Cyrano De Bergerac

Cyrano De Bergerac
By Damien Ryan, after Edmond Rostand. Sport for Jove. York Theatre, Seymour Centre. June 15 to 24, 2017.

Sport for Jove’s acclaimed outdoor production of Cyrano in 2013 here returns, now indoors and well spread across the thrust stage of Sydney’s York Theatre, Seymour Centre, before touring beyond.  The cast is mostly the same but director Damien Ryan now also fills the shoes of Yalin Ozucelik in the lead.

It’s a sweeping and easily vernacular telling of this famous French classic, set not when Edmond Rostand set his play, in the swashbuckling century of the musketeers (and that of the real de Bergerac), but only a decade or so after it premiered in 1897.

Rostand’s Cyrano is an heroic gentleman soldier, but also an indefatigable genius of words, an enemy of all cant in love and politics – and cursed with a huge nose.  So deformed, he can’t declare his love for his childhood sweetheart, Roxanne, so instead articulates great poetry of love for a handsome but gormless young soldier who courts her. 

Ryan’s own adaptation delights with its witty, contemporary but somehow non-jarring references, blending Rostand’s verse with Ryan’s own rhymes and prose, comfortably delivered by Australian voices.  As Cyrano, Ryan is almost understated, downplaying the theatrical relish of Cyrano’s word power but his body ceaselessly leaping with every new thought.  And underneath is the melancholy which flowers fully in the later scenes of World  War I and a beautifully tender denouement in a 1930’s convent.

These new, pertinent settings – and an hilarious pastry shop scene with the full, spirited ensemble - are rendered quick and colourfully by Anna Gardiner’s design and her pleasing period costumes, with evocative lamp lights from Daniel Barber.     

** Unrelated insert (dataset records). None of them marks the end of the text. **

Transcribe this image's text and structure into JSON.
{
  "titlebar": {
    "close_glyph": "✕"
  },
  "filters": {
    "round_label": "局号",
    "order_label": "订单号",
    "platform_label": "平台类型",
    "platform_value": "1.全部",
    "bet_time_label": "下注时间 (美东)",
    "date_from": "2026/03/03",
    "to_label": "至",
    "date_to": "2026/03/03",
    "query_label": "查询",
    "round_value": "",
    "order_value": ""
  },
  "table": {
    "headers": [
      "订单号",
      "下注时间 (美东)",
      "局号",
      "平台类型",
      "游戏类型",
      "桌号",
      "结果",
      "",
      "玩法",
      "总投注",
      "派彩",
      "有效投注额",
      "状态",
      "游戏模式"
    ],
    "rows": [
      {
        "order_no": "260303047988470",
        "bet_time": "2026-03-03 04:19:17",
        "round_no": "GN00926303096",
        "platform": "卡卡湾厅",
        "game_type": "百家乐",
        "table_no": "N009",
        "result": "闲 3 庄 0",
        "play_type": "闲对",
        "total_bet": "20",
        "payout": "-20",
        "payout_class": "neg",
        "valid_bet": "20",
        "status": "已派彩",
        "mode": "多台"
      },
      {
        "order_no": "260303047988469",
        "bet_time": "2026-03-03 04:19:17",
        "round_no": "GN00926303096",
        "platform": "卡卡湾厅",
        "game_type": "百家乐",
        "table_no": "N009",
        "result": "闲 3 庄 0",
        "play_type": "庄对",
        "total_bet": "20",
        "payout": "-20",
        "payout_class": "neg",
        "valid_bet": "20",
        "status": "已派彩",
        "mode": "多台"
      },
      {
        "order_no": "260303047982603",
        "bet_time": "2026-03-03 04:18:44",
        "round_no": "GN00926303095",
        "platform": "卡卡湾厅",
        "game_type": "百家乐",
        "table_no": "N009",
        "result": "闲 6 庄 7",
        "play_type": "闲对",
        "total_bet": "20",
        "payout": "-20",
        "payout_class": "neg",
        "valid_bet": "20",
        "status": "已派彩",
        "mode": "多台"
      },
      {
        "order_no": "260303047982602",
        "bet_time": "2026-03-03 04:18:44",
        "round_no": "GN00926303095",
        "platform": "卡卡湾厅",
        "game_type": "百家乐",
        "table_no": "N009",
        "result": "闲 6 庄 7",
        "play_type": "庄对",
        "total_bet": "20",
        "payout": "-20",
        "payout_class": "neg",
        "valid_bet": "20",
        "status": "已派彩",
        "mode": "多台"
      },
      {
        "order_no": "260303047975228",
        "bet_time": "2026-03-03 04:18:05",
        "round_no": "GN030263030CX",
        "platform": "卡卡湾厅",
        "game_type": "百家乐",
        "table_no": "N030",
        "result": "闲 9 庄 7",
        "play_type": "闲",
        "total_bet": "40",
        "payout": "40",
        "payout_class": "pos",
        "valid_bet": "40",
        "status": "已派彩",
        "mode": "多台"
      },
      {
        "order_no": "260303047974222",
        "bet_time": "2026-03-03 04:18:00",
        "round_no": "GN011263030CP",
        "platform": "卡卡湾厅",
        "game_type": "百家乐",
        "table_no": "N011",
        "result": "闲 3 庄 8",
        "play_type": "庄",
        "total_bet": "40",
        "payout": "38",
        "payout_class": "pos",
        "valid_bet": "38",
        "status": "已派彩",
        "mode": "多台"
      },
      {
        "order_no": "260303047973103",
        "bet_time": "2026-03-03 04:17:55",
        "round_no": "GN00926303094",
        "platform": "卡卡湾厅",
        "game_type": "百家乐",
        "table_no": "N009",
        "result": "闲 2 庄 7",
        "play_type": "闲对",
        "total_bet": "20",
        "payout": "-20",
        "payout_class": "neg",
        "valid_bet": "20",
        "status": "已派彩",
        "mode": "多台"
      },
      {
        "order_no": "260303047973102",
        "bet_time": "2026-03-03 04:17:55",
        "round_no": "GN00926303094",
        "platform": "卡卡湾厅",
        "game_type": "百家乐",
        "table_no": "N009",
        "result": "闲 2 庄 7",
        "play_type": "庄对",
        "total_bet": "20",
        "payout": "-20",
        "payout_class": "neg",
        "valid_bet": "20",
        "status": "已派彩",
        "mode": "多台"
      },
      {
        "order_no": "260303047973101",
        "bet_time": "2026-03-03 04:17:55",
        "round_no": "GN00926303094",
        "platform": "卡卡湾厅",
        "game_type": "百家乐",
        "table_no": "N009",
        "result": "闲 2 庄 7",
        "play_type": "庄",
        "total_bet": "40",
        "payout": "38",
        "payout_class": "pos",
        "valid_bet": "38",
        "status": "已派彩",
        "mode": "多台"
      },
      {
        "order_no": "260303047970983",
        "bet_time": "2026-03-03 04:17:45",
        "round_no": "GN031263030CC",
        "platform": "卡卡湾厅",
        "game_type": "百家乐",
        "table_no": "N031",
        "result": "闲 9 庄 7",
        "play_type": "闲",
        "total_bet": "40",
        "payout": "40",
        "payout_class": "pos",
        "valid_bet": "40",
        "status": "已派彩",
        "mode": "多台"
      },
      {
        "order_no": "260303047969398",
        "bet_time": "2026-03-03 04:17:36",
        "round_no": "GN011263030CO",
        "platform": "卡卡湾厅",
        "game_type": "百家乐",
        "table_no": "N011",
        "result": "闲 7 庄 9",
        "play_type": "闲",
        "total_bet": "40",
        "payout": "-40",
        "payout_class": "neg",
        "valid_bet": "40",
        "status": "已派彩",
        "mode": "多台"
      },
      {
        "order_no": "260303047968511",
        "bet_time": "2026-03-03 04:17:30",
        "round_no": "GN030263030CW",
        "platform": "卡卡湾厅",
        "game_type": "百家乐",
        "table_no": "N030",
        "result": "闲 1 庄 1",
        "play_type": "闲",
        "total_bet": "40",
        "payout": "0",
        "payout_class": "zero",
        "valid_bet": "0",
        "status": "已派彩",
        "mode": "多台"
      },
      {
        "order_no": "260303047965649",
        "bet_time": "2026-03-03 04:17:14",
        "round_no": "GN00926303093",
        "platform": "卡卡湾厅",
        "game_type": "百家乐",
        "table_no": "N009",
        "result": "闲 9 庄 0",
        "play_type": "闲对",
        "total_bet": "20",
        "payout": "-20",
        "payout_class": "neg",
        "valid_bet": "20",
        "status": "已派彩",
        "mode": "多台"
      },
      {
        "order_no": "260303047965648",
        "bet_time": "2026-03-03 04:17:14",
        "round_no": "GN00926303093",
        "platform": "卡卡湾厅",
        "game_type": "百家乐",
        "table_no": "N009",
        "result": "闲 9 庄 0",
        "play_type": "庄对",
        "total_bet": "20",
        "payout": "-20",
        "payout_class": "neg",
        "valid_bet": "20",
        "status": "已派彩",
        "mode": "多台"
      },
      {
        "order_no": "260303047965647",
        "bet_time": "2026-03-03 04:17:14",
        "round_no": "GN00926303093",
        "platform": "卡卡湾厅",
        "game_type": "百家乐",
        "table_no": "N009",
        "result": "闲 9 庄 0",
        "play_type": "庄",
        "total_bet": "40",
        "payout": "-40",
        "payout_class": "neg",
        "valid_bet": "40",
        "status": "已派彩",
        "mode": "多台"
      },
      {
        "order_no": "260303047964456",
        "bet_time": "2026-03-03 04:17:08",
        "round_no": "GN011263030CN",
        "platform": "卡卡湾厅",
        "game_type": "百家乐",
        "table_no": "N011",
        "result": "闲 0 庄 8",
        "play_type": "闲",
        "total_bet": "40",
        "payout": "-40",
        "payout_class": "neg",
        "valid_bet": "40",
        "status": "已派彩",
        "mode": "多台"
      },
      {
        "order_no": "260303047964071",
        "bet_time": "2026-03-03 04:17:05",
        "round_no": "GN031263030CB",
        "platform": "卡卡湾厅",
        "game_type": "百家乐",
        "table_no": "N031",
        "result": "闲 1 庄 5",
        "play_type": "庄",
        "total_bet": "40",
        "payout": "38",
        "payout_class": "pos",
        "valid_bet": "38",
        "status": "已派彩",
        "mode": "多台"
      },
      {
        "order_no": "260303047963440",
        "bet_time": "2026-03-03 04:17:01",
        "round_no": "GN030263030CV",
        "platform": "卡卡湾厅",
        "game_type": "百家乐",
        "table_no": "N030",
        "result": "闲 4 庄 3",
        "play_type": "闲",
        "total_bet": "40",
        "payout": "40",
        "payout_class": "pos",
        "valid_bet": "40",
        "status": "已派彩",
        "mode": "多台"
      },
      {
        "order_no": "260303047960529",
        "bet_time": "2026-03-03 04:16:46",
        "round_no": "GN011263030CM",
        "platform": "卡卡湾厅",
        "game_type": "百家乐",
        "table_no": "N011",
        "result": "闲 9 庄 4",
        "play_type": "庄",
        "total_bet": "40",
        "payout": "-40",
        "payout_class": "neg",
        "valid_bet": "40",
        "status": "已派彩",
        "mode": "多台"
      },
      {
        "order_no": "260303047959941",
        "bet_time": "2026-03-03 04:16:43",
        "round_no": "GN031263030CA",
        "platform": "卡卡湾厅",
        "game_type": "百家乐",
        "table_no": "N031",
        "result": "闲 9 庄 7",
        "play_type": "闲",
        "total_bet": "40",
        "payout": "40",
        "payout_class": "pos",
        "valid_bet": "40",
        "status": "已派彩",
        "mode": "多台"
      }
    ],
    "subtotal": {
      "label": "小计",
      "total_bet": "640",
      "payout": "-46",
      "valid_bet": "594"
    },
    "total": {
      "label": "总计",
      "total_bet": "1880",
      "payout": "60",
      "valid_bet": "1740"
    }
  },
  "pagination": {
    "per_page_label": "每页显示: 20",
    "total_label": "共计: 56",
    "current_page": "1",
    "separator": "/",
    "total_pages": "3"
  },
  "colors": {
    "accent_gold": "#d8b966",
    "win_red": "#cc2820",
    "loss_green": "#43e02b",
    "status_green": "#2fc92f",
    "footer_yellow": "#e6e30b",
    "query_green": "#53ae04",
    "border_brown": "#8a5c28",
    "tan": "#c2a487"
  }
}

The star though is the now practiced ensemble and the ease and truth of their language and lively physical comedy.  But worth noting is Lizzie Schebesta shining as the intelligent but still beguiled Roxanne, Scott Sheridan as Christian, and James Lugton, John Turnbull and Wendy Strehlow in other roles.  This Cyrano de Bergerac is joyous, life affirming storytelling.